Byzance
l’aile des logements privés de ses centurions. Il frappa à la porte de Thorvald Ostenson, et dès que celle-ci s’entrouvrit, il s’élança à l’intérieur. Il ne jeta pas un seul regard au jeune garçon tapi dans le lit d’Ostenson.
— Allez immédiatement chez le grand domestique Bardas Dalasséna. Je dois le voir ce soir. Sans faute.
Mar regarda Ostenson s’habiller comme s’il avait peur que son centurion se recouche. Après le départ d’Ostenson, Mar claqua la porte sur le gamin épouvanté et regagna aussitôt son appartement du troisième étage. Il ouvrit toutes les portes à la volée et sortit sur son balcon comme s’il avait envie de faire exploser sa rage aux oreilles de tout le Palais. Incroyable. Qui détestait-il le plus ? Lui-même, Haraldr Sigurdarson, ou la catin et ses stratagèmes, d’une fourberie inimaginable ? Sigurdarson ! Incroyable ! Mar avait passé des mois à forger une alliance avec Alexios et Théodora, et en une seule soirée, avec la putain née dans la pourpre, le petit prince avait forgé un plan qui laisserait probablement cette Zoé, cette garce, au pouvoir pendant le reste de ses jours. Avait-elle également promis à Haraldr Sigurdarson de le faire hétaïrarque ? Ou bien le laisserait-elle repartir par la Norvège avant même qu’il ait commencé à se rendre utile ? C’était ce qu’il détestait le plus depuis le début dans ce Sigurdarson : sa chance extravagante, d’abord d’être resté en vie, puis cette invraisemblable série de succès. Mar rentra dans sa chambre, souleva l’énorme coffre en face de son lit et le lança contre le mur. Le meuble se brisa avec un bruit pareil à celui d’un bateau qui explose sur des rochers.

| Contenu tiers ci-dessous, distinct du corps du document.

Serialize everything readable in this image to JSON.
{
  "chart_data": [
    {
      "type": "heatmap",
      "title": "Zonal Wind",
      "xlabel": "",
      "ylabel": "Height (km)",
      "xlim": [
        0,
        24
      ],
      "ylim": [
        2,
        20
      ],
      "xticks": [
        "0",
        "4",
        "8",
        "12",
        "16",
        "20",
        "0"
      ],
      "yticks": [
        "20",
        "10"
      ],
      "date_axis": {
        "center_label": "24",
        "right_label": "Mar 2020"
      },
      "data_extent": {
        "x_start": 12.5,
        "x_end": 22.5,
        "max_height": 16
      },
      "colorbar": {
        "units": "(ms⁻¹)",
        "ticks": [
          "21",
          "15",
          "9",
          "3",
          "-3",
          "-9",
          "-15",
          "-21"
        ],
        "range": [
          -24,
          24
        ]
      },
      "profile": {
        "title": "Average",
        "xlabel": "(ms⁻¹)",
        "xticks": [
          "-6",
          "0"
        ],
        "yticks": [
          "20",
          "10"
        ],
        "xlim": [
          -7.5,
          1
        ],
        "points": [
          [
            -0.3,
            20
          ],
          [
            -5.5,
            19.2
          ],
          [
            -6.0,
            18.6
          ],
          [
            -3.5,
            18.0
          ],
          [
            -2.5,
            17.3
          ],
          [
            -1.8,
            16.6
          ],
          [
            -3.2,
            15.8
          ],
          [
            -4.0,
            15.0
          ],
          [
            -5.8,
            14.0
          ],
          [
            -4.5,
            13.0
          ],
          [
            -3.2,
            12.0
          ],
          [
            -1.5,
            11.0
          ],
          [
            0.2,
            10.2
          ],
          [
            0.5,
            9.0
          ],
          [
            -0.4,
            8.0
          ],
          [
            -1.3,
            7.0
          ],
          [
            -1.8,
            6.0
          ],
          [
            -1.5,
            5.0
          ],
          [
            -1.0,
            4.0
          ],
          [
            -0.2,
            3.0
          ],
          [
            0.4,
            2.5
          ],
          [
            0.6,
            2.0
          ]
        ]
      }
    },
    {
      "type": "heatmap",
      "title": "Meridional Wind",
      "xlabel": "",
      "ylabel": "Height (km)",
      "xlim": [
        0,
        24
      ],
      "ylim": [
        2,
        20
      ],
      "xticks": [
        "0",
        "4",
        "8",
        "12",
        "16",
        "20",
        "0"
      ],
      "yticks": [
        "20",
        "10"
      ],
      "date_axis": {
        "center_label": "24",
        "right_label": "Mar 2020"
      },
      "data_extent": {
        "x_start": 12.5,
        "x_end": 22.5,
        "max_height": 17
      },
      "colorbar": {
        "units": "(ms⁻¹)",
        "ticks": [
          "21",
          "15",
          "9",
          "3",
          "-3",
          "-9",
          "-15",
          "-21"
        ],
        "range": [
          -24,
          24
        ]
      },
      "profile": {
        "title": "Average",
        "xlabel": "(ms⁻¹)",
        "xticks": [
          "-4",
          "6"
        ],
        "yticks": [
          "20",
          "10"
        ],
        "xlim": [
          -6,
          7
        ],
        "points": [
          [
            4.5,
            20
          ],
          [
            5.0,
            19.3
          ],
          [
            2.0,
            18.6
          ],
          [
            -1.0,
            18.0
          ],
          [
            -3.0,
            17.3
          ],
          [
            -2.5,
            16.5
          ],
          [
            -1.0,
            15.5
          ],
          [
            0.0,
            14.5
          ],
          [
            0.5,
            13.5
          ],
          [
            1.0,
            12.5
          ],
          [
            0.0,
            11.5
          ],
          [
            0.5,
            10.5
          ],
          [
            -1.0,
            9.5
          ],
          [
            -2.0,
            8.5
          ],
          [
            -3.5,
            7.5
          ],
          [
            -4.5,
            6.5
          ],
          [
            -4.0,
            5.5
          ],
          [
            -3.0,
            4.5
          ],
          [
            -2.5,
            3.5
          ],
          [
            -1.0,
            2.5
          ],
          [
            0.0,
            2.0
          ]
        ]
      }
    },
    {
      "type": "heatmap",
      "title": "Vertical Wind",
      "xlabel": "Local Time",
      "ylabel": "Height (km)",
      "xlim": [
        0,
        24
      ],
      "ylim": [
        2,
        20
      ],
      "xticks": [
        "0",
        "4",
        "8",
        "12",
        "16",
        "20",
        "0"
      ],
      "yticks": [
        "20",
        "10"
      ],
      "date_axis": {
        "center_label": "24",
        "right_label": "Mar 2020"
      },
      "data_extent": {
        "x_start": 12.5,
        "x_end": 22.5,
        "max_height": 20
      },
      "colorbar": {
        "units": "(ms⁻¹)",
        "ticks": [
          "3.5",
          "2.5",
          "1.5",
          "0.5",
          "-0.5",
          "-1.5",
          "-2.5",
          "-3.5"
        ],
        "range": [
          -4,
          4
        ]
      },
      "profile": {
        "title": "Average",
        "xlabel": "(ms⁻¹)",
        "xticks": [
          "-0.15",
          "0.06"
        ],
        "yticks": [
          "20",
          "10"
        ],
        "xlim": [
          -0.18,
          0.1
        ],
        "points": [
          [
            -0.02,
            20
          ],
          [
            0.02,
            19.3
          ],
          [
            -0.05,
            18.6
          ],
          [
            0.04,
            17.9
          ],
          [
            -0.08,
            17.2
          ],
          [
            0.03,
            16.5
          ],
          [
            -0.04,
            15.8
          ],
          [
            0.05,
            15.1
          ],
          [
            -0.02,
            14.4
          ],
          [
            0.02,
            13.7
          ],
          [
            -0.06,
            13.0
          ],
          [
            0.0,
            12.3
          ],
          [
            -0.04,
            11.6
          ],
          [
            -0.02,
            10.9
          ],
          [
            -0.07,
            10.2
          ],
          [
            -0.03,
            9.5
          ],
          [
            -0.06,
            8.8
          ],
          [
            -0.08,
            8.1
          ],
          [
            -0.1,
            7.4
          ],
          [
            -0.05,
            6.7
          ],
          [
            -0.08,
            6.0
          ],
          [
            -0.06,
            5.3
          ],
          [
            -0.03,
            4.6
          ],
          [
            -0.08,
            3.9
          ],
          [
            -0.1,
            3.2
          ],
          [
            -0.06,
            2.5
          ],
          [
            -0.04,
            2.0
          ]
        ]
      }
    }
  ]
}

L’explosion de bois et d’ivoire apaisa Mar suffisamment pour lui permettre de réfléchir clairement. C’était l’évidence même : Haraldr Sigurdarson ne valait pas les soucis qu’il donnait, il fallait qu’il meure. La décision qu’il avait prise à la hâte jadis était juste ; il n’y en avait plus d’autres possibles. Mais quel instrument choisir pour son exécution ?
* *
*
L’atrium fermé du palais du grand domestique Bardas Dalasséna s’ornait d’une fontaine entourée de mosaïques dorées. Au milieu de l’eau, un lion se cabrait. Mar regarda le reflet des torches dans le bassin immobile. Le jet d’eau avait été coupé. Cinq officiers de la Taghmata impériale montaient la garde à quelque distance. « Croit-il que si je voulais le tuer, je lui enverrais mon centurion au milieu de la nuit pour solliciter un entretien ? Et cet imbécile s’imagine-t-il qu’il manifeste sa force en me faisant attendre ? »
La neuvième heure de la nuit passa avant qu’un topotérétès détaché au service du grand domestique descende l’escalier en spirale.
— Il va vous recevoir tout de suite, dit le topotérétès.
Le grand domestique ne salua pas Mar quand l’hétaïrarque entra dans son bureau silencieux, mais continua de feuilleter des dépêches sur son bureau. « L’image même du soldat », songea Mar. Une image – comme tout à Rome : seulement une image. Dalasséna fit enfin signe à son topotérétès de partir, mais celui-ci ne referma pas la porte derrière lui et se mit à tousser un instant plus tard pour bien signaler à Mar qu’il était resté dans le couloir.
— Je suis très occupé, hétaïrarque, lança Dalasséna de sa voix habituée à commander.
Mar décida qu’il avait supporté assez longtemps ce spectacle. Il referma la porte d’un coup de pied et s’adossa à elle.
— Espèce de ver merdeux ! Vous croyez donc que ces six gamins au-dehors peuvent m’empêcher de vous briser le cou entre deux doigts ?
Les yeux sombres de Dalasséna brillèrent de colère et de haine. Mar le porta à son crédit. Le grand domestique reculerait devant la mort aussi longtemps qu’il le pourrait mais s’il était finalement pris au piège, il se retournerait et affronterait les Walkyries.
— Très bien, hétaïrarque, répondit Dalasséna en haussant les épaules, ayant apparemment décidé qu’il lui restait quelques possibilités de retraite. Je vous ai déjà offert une fois l’occasion de traiter. Je ne vois pas pourquoi je refuserais la conciliation simplement parce que cette fois, c’est vous qui me sollicitez. Ce ne sera pas la première fois dans ma carrière que je négocierai avec le diable.